Cui and her fellow researchers studied five outcome variables that measured sales and expenditures: number of orders, profits, order values, item prices, and shipping expenditures. They also studied three outcome variables that measured customers’ experiences and that could indicate future customer retention: product return, satisfied or not, and satisfaction score.

Cui and her colleagues concluded, “The change in disclosure strategy significantly affects consumers’ purchasing behavior. In particular, when the retailer promises customers one day faster shipping, sales increase by 0.73%, profits increase by 2.0%, and customers spend 3.5% more on each order.” For a company with $1 billion in profits, the addition of a faster shipping option could give the company a two percent boost in profits, adding $20 million to its bottom line.  

The research also illustrated that a slower delivery speed promise negatively affected the variables in a similar way.

The value of communicating delivery times

From a customer satisfaction standpoint, the conservative disclosure lowered customer satisfaction while the aggressive disclosure didn’t affect the company’s satisfaction score, although it did increase product returns when shipping speed was overly aggressive and products were delivered late. “These results indicate that in our research context, promising customers a faster delivery speed can boost sales and profitability but at the cost of a higher product return rate,” the researchers wrote. They go on to caution retailers that promising a conservative shipping speed can be costly. “It’s a careful balance that companies need to think about — how to manage customers’ expectations properly,” explained Cui.

Cui emphasized that this research is all about information. “Information is the frontier of how you communicate with your customers,” she said. “It’s a holistic customer experience story. It should be a proper, optimal point of how fast or how slow I want to promise [delivery to] my customers.”

While Collage.com is a relatively unique company, Cui believes the findings apply to any online retailer. “The same logic applies to a lot of companies — Amazon, Walmart, Home Depot, everybody,” she said.

At several industry conferences where she presented the Collage.com research, company representatives approached her to share their remarkably similar results from similar changes in their delivery speed disclosure policies.

“I’m confident that the results are quite consistent—even the magnitude—are very consistent across a lot of retailers,” she said. “This set of results could be very valuable to any online retailer facing a similar situation.”

Crafting the delivery promise

Given online retailers’ adoption of machine learning, Cui believes companies could tweak their algorithms to explore what products and which types of customers are more tolerant to over-promising as it relates to the delivery speed promise. “Companies can then use the analysis to customize and differentiate the types of products that adopt different types of information strategies,” Cui said. “Just change your algorithm, learn and incorporate some of the data-driven decisions and methods.”

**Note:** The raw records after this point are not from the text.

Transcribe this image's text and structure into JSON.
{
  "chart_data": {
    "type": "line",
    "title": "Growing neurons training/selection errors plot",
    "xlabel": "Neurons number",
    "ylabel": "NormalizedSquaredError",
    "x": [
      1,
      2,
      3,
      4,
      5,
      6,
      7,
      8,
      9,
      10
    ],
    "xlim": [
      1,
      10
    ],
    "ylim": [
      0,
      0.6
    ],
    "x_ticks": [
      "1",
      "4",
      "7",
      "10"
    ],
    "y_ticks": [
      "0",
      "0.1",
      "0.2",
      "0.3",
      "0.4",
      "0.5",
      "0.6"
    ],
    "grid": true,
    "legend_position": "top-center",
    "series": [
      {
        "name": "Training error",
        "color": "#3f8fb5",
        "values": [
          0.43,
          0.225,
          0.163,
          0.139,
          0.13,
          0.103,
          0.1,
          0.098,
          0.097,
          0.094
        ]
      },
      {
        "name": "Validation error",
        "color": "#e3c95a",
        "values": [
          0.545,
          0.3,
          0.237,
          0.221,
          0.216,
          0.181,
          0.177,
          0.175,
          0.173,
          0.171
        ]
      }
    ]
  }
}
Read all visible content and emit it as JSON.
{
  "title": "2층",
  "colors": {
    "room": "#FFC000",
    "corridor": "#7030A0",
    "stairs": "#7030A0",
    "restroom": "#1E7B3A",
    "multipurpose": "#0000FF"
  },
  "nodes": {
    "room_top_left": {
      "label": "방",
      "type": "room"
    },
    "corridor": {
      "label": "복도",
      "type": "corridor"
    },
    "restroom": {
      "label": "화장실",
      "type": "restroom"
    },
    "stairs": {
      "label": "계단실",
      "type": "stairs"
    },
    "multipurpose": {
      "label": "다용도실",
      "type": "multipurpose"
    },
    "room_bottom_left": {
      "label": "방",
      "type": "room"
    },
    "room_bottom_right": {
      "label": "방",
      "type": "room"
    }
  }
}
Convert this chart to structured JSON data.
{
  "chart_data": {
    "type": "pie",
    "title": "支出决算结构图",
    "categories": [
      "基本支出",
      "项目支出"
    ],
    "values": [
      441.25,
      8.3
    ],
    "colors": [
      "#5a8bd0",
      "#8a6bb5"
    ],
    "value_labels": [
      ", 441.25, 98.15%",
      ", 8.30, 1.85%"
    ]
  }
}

Going forward, Cui hopes to customize algorithms for companies in an effort to help them dynamically optimize how to promise the correct delivery speed to customers. While many companies, like Collage.com, don’t own their own delivery function and can’t change the actual delivery speed by changing infrastructure, these companies can “manage the information,” said Cui. “It’s easy, and I think it should be the retailer’s responsibility and job to optimize.”

“I want to advocate for all retailers to think strategically in their information aspect,” said Cui. “Don’t let such an easily fixed lever just sit there at almost zero cost.”